Doctors now know that Covid-19 not only affects the lungs and blood, but kidneys, liver and brain – the latter potentially resulting in chronic fatigue and depression, among other symptoms. Although the virus is not yet old enough for long-term effects on those organs to be well understood, they may manifest regardless of whether a patient ever required hospitalization, hindering their recovery process.
Another troubling phenomenon now coming into focus is that of “long-haul” Covid-19 sufferers – people whose experience of the illness has lasted months. For a Dutch report published earlier this month (an excerpt is translated here) researchers surveyed 1,622 Covid-19 patients with an average age of 53, who reported a number of enduring symptoms, including intense fatigue (88%) persistent shortness of breath (75%) and chest pressure (45%).

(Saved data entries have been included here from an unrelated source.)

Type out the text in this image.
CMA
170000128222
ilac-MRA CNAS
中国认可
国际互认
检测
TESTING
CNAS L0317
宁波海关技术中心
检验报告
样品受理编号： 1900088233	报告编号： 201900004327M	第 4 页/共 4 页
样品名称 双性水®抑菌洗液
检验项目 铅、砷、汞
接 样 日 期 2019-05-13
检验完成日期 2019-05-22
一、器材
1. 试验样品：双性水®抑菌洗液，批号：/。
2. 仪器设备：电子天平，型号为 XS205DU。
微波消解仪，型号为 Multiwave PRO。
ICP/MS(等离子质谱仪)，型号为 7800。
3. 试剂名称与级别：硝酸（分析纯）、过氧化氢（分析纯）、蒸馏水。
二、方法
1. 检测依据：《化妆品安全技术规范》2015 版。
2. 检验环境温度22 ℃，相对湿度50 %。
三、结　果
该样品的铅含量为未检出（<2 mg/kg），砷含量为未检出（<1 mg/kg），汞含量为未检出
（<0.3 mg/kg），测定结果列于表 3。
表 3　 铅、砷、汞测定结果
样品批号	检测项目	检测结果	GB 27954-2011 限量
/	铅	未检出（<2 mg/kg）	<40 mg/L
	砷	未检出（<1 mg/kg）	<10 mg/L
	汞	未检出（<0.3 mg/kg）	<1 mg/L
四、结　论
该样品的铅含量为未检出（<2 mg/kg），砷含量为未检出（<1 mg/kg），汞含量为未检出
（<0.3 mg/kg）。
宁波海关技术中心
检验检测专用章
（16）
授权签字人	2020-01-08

Ninety-one per cent of the patients weren’t hospitalized, suggesting they suffered these side-effects despite their cases of Covid-19 qualifying as “mild”. While 85% of the surveyed patients considered themselves generally healthy before having Covid-19, only 6% still did so one month or more after getting the virus.
So you really, really do not want to get this. You really, really do not want to give it to anybody else. You do not want your friends, family or even people you don't particularly like to get it. The long-term consequences to population health may be profound -- massively prevalent misery and disability. How long will people experience these symptoms? We don't know yet, but some of this may be permanent heart or lung damage. The linked Guardian article also says that some people have strokes after "recovering." So you must take this seriously. It is not the flu. It is not just about the death rate. Stop wishing it away. And for those who know better, stop lying about it.
1 comment:
It is maddening that the resident has remained free of it, with all his wasteful, tragic travel. Only getting sick with COVID-19 would mean anything to him--at all--since he is only capable of concern for himself. But more importantly, it would keep him from communicating anything in any form at all, which would immensely benefit the rest of the world. In his own way, he is as damaging a virus as COVID-19, and probably moreso. It wouldn't solve all of our problems if he got sick, but it would provide us all with a much-needed respite from the energy it takes to shovel attention into the unfillable hole at the center of his non-being. That is a greater source of fatigue in the world right now than even the effects of an insidious virus that's running amuck.